The sum of angles in a triangle is 180°. Therefore, we can find ∠DCB:
∠DCB = 180° − ∠DBC − ∠CDB
∠DCB = 180° − 90° − 45°
∠DCB = 45°
Since ∠CDB = ∠DCB = 45°, triangle BCD is an isosceles triangle.
In an isosceles triangle, sides opposite equal angles are equal in length.
Therefore, BC (opposite ∠CDB) = BD (opposite ∠DCB)
Since BD = 100 m (Given):
BC = 100 metres
Final Result
Conceptual Explanation & Applications
Core Concepts:
- Chain Line: The primary survey line crossing the obstacle.
- Bearings & Back Bearings: Using bearings (angles from North) to define line directions and calculating back bearings (180° difference) to find angles within triangles.
- Perpendicular Offset: Establishing a line BD at 90° to the chain line ABC at a known point B. This creates a right-angled triangle (ΔBCD).
- Triangle Angle Sum: The internal angles of any triangle add up to 180°. Used here to find the third angle (∠DCB) once two were known.
- Isosceles Triangle Properties: A triangle with two equal angles also has two equal sides opposite those angles. Recognizing ∠CDB = ∠DCB = 45° allowed the conclusion that BC = BD.
- Right Triangle Trigonometry: Although not explicitly used in the final step of the source solution, tan(45°) = BC/BD could also be used to find BC once ∠CDB was known.
Real-World Applications:
- Measuring River/Obstacle Widths: A fundamental technique in surveying to determine distances across inaccessible features.
- Setting Out Right Angles: Establishing perpendicular lines is common for building layouts, property boundaries, and grid systems.

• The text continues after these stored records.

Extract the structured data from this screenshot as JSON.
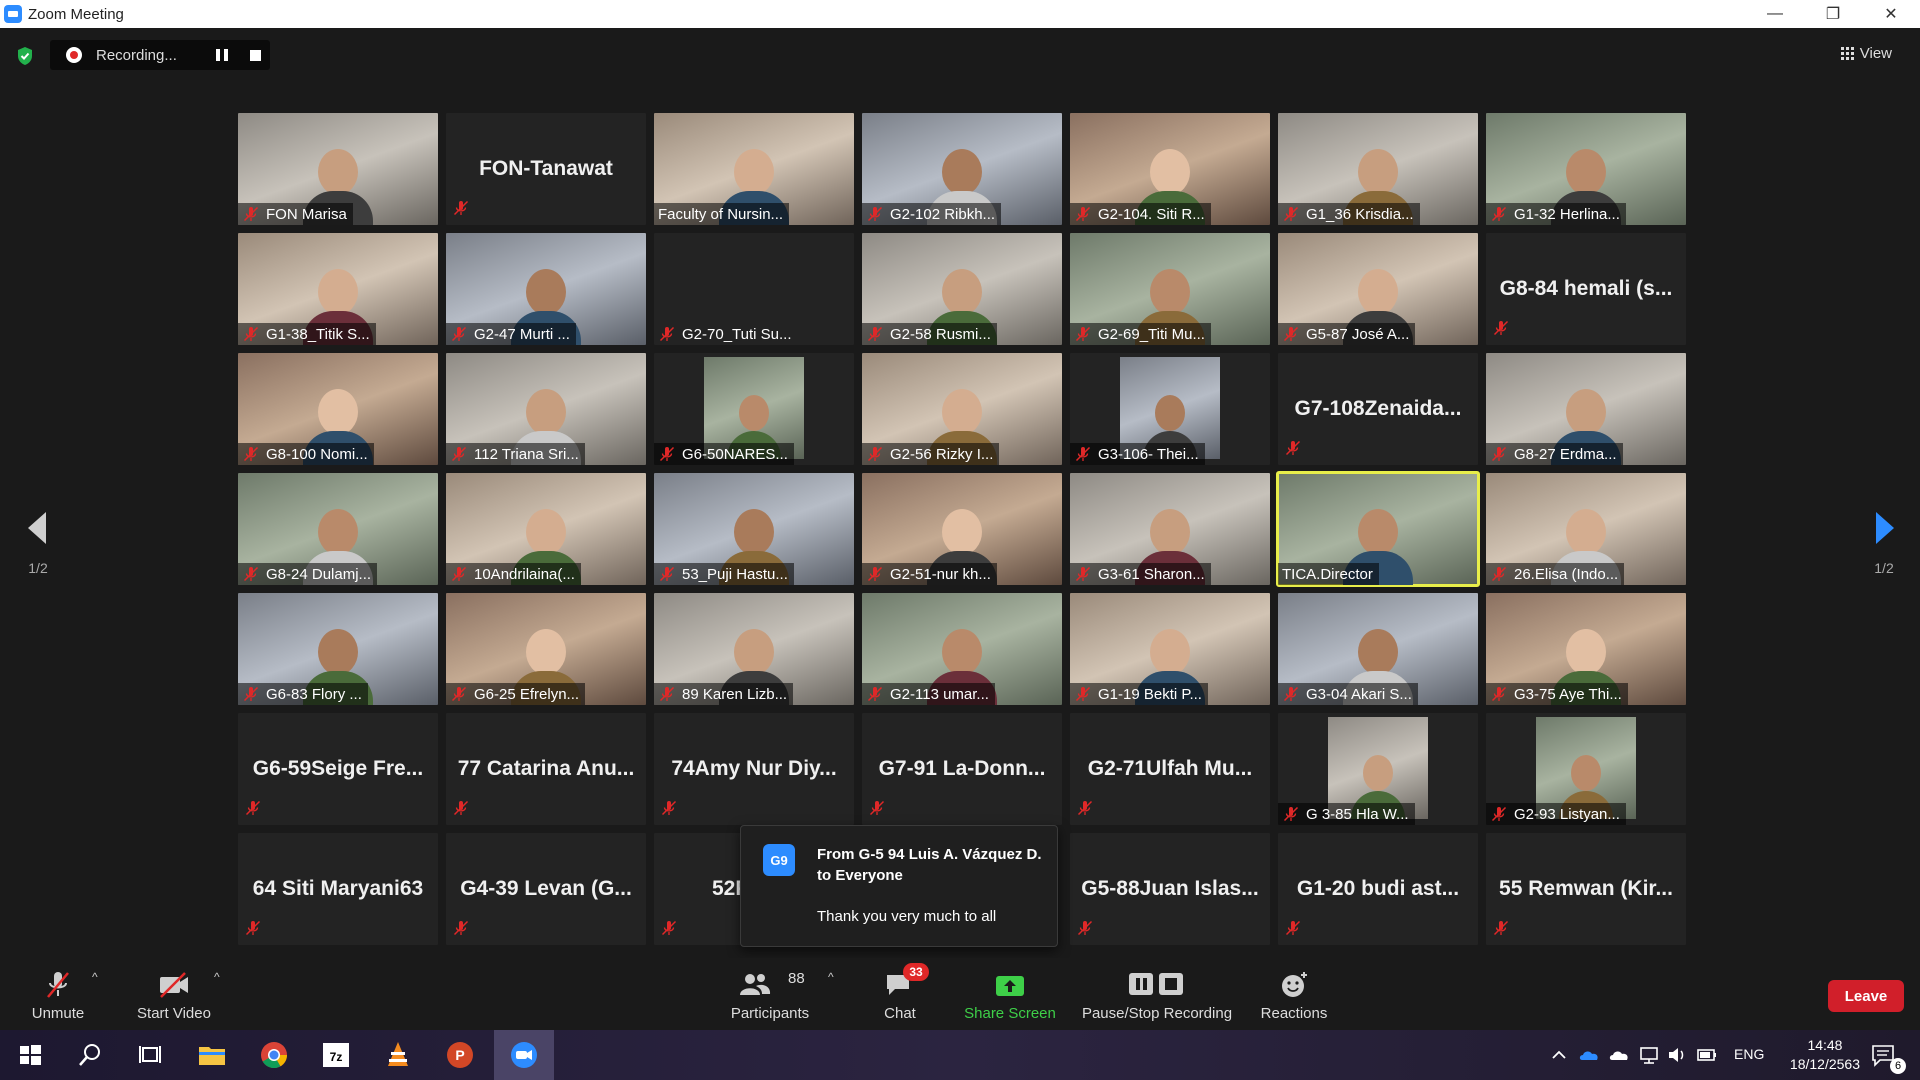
{
  "window": {
    "title": "Zoom Meeting",
    "controls": [
      "—",
      "❐",
      "✕"
    ]
  },
  "recording": {
    "status_text": "Recording...",
    "pause_label": "",
    "stop_label": ""
  },
  "view_button": {
    "label": "View"
  },
  "pagination": {
    "left": "1/2",
    "right": "1/2"
  },
  "participants": [
    {
      "name": "FON Marisa",
      "video": true,
      "muted": true
    },
    {
      "name": "FON-Tanawat",
      "video": false,
      "muted": true
    },
    {
      "name": "Faculty of Nursin...",
      "video": true,
      "muted": false
    },
    {
      "name": "G2-102 Ribkh...",
      "video": true,
      "muted": true
    },
    {
      "name": "G2-104. Siti R...",
      "video": true,
      "muted": true
    },
    {
      "name": "G1_36 Krisdia...",
      "video": true,
      "muted": true
    },
    {
      "name": "G1-32 Herlina...",
      "video": true,
      "muted": true
    },
    {
      "name": "G1-38_Titik S...",
      "video": true,
      "muted": true
    },
    {
      "name": "G2-47 Murti ...",
      "video": true,
      "muted": true
    },
    {
      "name": "G2-70_Tuti Su...",
      "video": true,
      "muted": true,
      "dark": true
    },
    {
      "name": "G2-58 Rusmi...",
      "video": true,
      "muted": true
    },
    {
      "name": "G2-69_Titi Mu...",
      "video": true,
      "muted": true
    },
    {
      "name": "G5-87 José A...",
      "video": true,
      "muted": true
    },
    {
      "name": "G8-84 hemali (s...",
      "video": false,
      "muted": true
    },
    {
      "name": "G8-100 Nomi...",
      "video": true,
      "muted": true
    },
    {
      "name": "112 Triana Sri...",
      "video": true,
      "muted": true
    },
    {
      "name": "G6-50NARES...",
      "video": true,
      "muted": true,
      "thumb": true
    },
    {
      "name": "G2-56 Rizky I...",
      "video": true,
      "muted": true
    },
    {
      "name": "G3-106- Thei...",
      "video": true,
      "muted": true,
      "thumb": true
    },
    {
      "name": "G7-108Zenaida...",
      "video": false,
      "muted": true
    },
    {
      "name": "G8-27 Erdma...",
      "video": true,
      "muted": true
    },
    {
      "name": "G8-24 Dulamj...",
      "video": true,
      "muted": true
    },
    {
      "name": "10Andrilaina(...",
      "video": true,
      "muted": true
    },
    {
      "name": "53_Puji Hastu...",
      "video": true,
      "muted": true
    },
    {
      "name": "G2-51-nur kh...",
      "video": true,
      "muted": true
    },
    {
      "name": "G3-61 Sharon...",
      "video": true,
      "muted": true
    },
    {
      "name": "TICA.Director",
      "video": true,
      "muted": false,
      "active": true
    },
    {
      "name": "26.Elisa (Indo...",
      "video": true,
      "muted": true
    },
    {
      "name": "G6-83 Flory ...",
      "video": true,
      "muted": true
    },
    {
      "name": "G6-25 Efrelyn...",
      "video": true,
      "muted": true
    },
    {
      "name": "89 Karen Lizb...",
      "video": true,
      "muted": true
    },
    {
      "name": "G2-113 umar...",
      "video": true,
      "muted": true
    },
    {
      "name": "G1-19 Bekti P...",
      "video": true,
      "muted": true
    },
    {
      "name": "G3-04 Akari S...",
      "video": true,
      "muted": true
    },
    {
      "name": "G3-75 Aye Thi...",
      "video": true,
      "muted": true
    },
    {
      "name": "G6-59Seige Fre...",
      "video": false,
      "muted": true
    },
    {
      "name": "77 Catarina Anu...",
      "video": false,
      "muted": true
    },
    {
      "name": "74Amy Nur Diy...",
      "video": false,
      "muted": true
    },
    {
      "name": "G7-91 La-Donn...",
      "video": false,
      "muted": true
    },
    {
      "name": "G2-71Ulfah Mu...",
      "video": false,
      "muted": true
    },
    {
      "name": "G 3-85 Hla W...",
      "video": true,
      "muted": true,
      "thumb": true
    },
    {
      "name": "G2-93 Listyan...",
      "video": true,
      "muted": true,
      "thumb": true
    },
    {
      "name": "64 Siti Maryani63",
      "video": false,
      "muted": true
    },
    {
      "name": "G4-39 Levan (G...",
      "video": false,
      "muted": true
    },
    {
      "name": "52Pornn",
      "video": false,
      "muted": true
    },
    {
      "name": "",
      "video": false,
      "muted": false,
      "hidden": true
    },
    {
      "name": "G5-88Juan Islas...",
      "video": false,
      "muted": true
    },
    {
      "name": "G1-20 budi ast...",
      "video": false,
      "muted": true
    },
    {
      "name": "55 Remwan (Kir...",
      "video": false,
      "muted": true
    }
  ],
  "chat_popup": {
    "avatar": "G9",
    "from": "From G-5 94 Luis A. Vázquez D. to Everyone",
    "message": "Thank you very much to all"
  },
  "toolbar": {
    "unmute": "Unmute",
    "start_video": "Start Video",
    "participants": "Participants",
    "participants_count": "88",
    "chat": "Chat",
    "chat_badge": "33",
    "share_screen": "Share Screen",
    "pause_stop": "Pause/Stop Recording",
    "reactions": "Reactions",
    "leave": "Leave"
  },
  "taskbar": {
    "language": "ENG",
    "time": "14:48",
    "date": "18/12/2563",
    "notifications": "6"
  },
  "colors": {
    "background": "#1a1a1a",
    "accent": "#2d8cff",
    "active_speaker": "#e8ee4a",
    "share_green": "#3ecf48",
    "leave_red": "#d11f2a",
    "mute_red": "#e02828"
  }
}
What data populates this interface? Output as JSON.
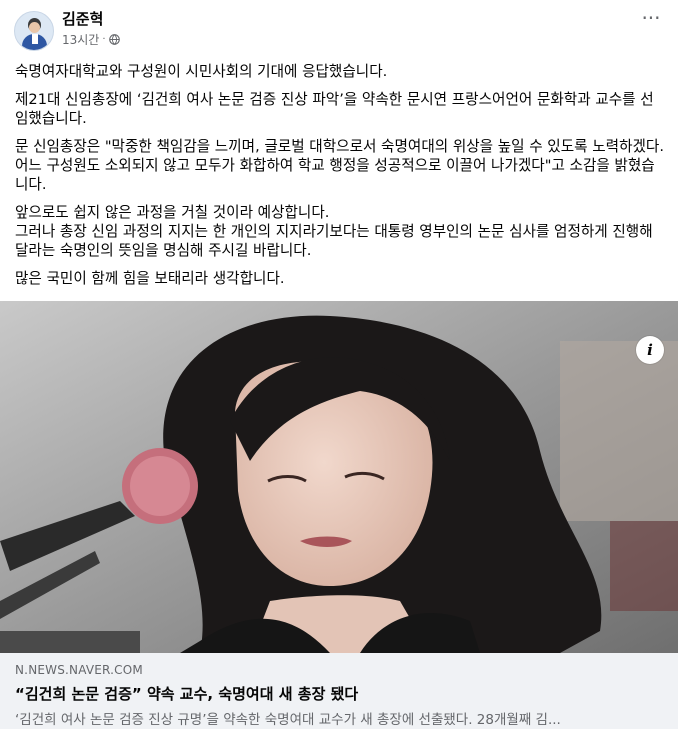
{
  "post": {
    "author": "김준혁",
    "time": "13시간",
    "separator": "·",
    "paragraphs": [
      "숙명여자대학교와 구성원이 시민사회의 기대에 응답했습니다.",
      "제21대 신임총장에 ‘김건희 여사 논문 검증 진상 파악’을 약속한 문시연 프랑스어언어 문화학과 교수를 선임했습니다.",
      "문 신임총장은 \"막중한 책임감을 느끼며, 글로벌 대학으로서 숙명여대의 위상을 높일 수 있도록 노력하겠다. 어느 구성원도 소외되지 않고 모두가 화합하여 학교 행정을 성공적으로 이끌어 나가겠다\"고 소감을 밝혔습니다.",
      "앞으로도 쉽지 않은 과정을 거칠 것이라 예상합니다.\n그러나 총장 신임 과정의 지지는 한 개인의 지지라기보다는 대통령 영부인의 논문 심사를 엄정하게 진행해 달라는 숙명인의 뜻임을 명심해 주시길 바랍니다.",
      "많은 국민이 함께 힘을 보태리라 생각합니다."
    ]
  },
  "link_preview": {
    "domain": "N.NEWS.NAVER.COM",
    "title": "“김건희 논문 검증” 약속 교수, 숙명여대 새 총장 됐다",
    "description": "‘김건희 여사 논문 검증 진상 규명’을 약속한 숙명여대 교수가 새 총장에 선출됐다. 28개월째 김..."
  },
  "icons": {
    "more": "more-options-icon",
    "privacy": "globe-icon",
    "info": "info-icon"
  },
  "colors": {
    "text": "#050505",
    "secondary": "#65676b",
    "link_bg": "#f0f2f5"
  }
}
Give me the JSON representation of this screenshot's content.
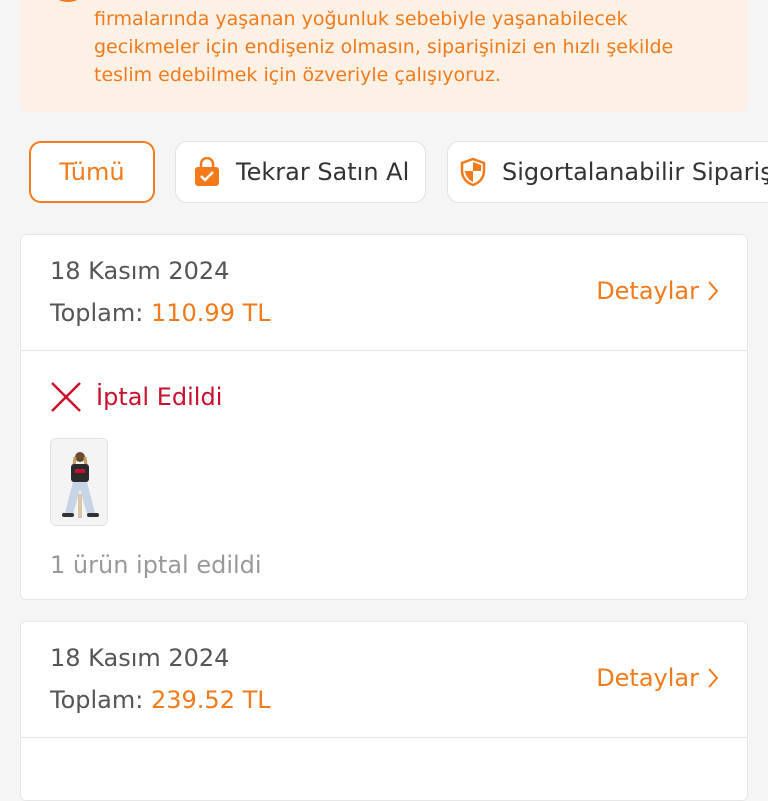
{
  "notice": {
    "lines": [
      "firmalarında yaşanan yoğunluk sebebiyle yaşanabilecek",
      "gecikmeler için endişeniz olmasın, siparişinizi en hızlı şekilde",
      "teslim edebilmek için özveriyle çalışıyoruz."
    ]
  },
  "filters": {
    "all": "Tümü",
    "rebuy": "Tekrar Satın Al",
    "insurable": "Sigortalanabilir Siparişl"
  },
  "orders": [
    {
      "date": "18 Kasım 2024",
      "total_label": "Toplam:",
      "total_value": "110.99 TL",
      "details": "Detaylar",
      "status": "İptal Edildi",
      "note": "1 ürün iptal edildi"
    },
    {
      "date": "18 Kasım 2024",
      "total_label": "Toplam:",
      "total_value": "239.52 TL",
      "details": "Detaylar"
    }
  ],
  "colors": {
    "accent": "#f27a1a",
    "cancel": "#c8102e"
  },
  "icons": {
    "notice": "info-icon",
    "rebuy": "shopping-bag-icon",
    "insurable": "shield-icon",
    "status": "x-icon",
    "chevron": "chevron-right-icon"
  }
}
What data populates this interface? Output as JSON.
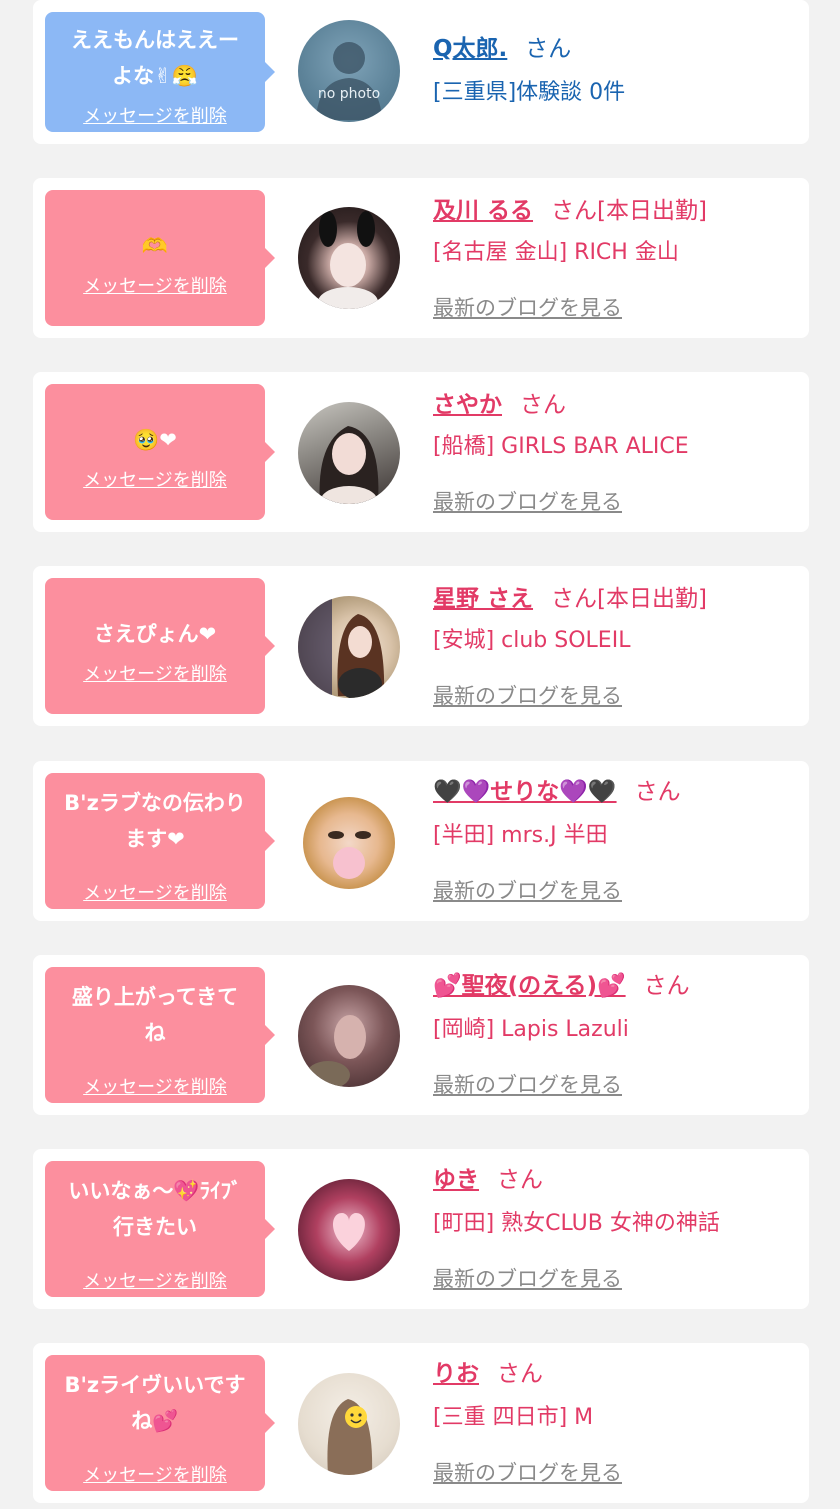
{
  "cards": [
    {
      "message": "ええもんはええー",
      "message2": "よな✌😤",
      "delete_label": "メッセージを削除",
      "name": "Q太郎.",
      "san": "さん",
      "shop": "[三重県]体験談 0件",
      "avatar_text": "no photo"
    },
    {
      "message": "🫶",
      "delete_label": "メッセージを削除",
      "name": "及川 るる",
      "san": "さん[本日出勤]",
      "shop": "[名古屋 金山] RICH 金山",
      "blog": "最新のブログを見る"
    },
    {
      "message": "🥹❤",
      "delete_label": "メッセージを削除",
      "name": "さやか",
      "san": "さん",
      "shop": "[船橋] GIRLS BAR ALICE",
      "blog": "最新のブログを見る"
    },
    {
      "message": "さえぴょん❤",
      "delete_label": "メッセージを削除",
      "name": "星野 さえ",
      "san": "さん[本日出勤]",
      "shop": "[安城] club SOLEIL",
      "blog": "最新のブログを見る"
    },
    {
      "message": "B'zラブなの伝わり",
      "message2": "ます❤",
      "delete_label": "メッセージを削除",
      "name": "🖤💜せりな💜🖤",
      "san": "さん",
      "shop": "[半田] mrs.J 半田",
      "blog": "最新のブログを見る"
    },
    {
      "message": "盛り上がってきて",
      "message2": "ね",
      "delete_label": "メッセージを削除",
      "name": "💕聖夜(のえる)💕",
      "san": "さん",
      "shop": "[岡崎] Lapis Lazuli",
      "blog": "最新のブログを見る"
    },
    {
      "message": "いいなぁ～💖ﾗｲﾌﾞ",
      "message2": "行きたい",
      "delete_label": "メッセージを削除",
      "name": "ゆき",
      "san": "さん",
      "shop": "[町田] 熟女CLUB 女神の神話",
      "blog": "最新のブログを見る"
    },
    {
      "message": "B'zライヴいいです",
      "message2": "ね💕",
      "delete_label": "メッセージを削除",
      "name": "りお",
      "san": "さん",
      "shop": "[三重 四日市] M",
      "blog": "最新のブログを見る"
    }
  ],
  "colors": {
    "pink_bubble": "#fc8f9e",
    "blue_bubble": "#8cb8f5",
    "pink_text": "#e23a66",
    "blue_text": "#1a64b0"
  }
}
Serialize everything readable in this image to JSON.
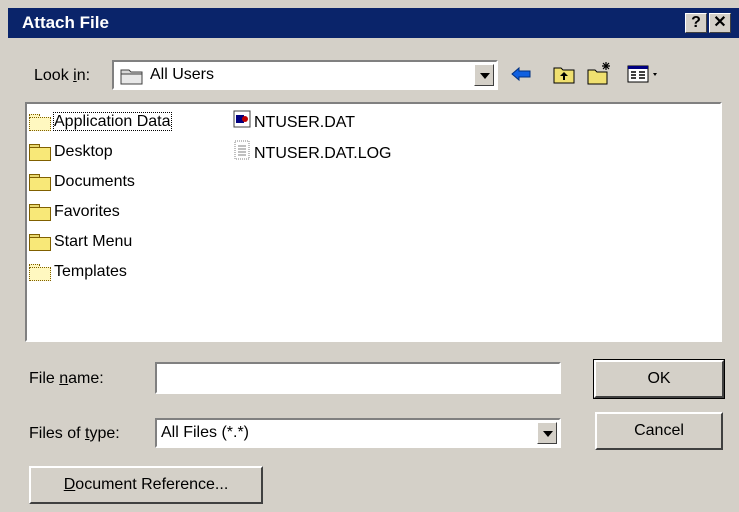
{
  "window": {
    "title": "Attach File",
    "help_glyph": "?",
    "close_glyph": "✕"
  },
  "lookin": {
    "label": "Look in:",
    "value": "All Users",
    "folder_icon": "folder-icon"
  },
  "toolbar": {
    "back_icon": "back-arrow-icon",
    "up_icon": "up-folder-icon",
    "new_folder_icon": "new-folder-icon",
    "view_icon": "view-menu-icon"
  },
  "files": {
    "col1": [
      "Application Data",
      "Desktop",
      "Documents",
      "Favorites",
      "Start Menu",
      "Templates"
    ],
    "col2": [
      "NTUSER.DAT",
      "NTUSER.DAT.LOG"
    ]
  },
  "form": {
    "filename_label": "File name:",
    "filename_value": "",
    "filetype_label": "Files of type:",
    "filetype_value": "All Files (*.*)"
  },
  "buttons": {
    "ok": "OK",
    "cancel": "Cancel",
    "docref": "Document Reference..."
  }
}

- Indirect Measurement: Using angles and known distances to calculate unknown distances is a core principle in surveying and many engineering fields.
- Topographic Mapping: Locating features relative to a baseline using angle and distance measurements.
Why It Works:
The solution cleverly uses geometric principles. Setting out a perpendicular BD creates a right-angled triangle BCD. By measuring bearings, the angle CDB at the remote point D can be calculated. Knowing two angles (∠DBC = 90° and ∠CDB = 45°) in the triangle allows the third angle (∠DCB) to be determined using the 180° sum rule.
The fact that two angles (∠CDB and ∠DCB) turn out to be equal (both 45°) means the triangle is isosceles. This provides a direct link between the unknown river width (BC) and the known length of the perpendicular offset (BD), revealing they are equal. This method accurately finds the river width using measurements made from the near bank and the offset point D.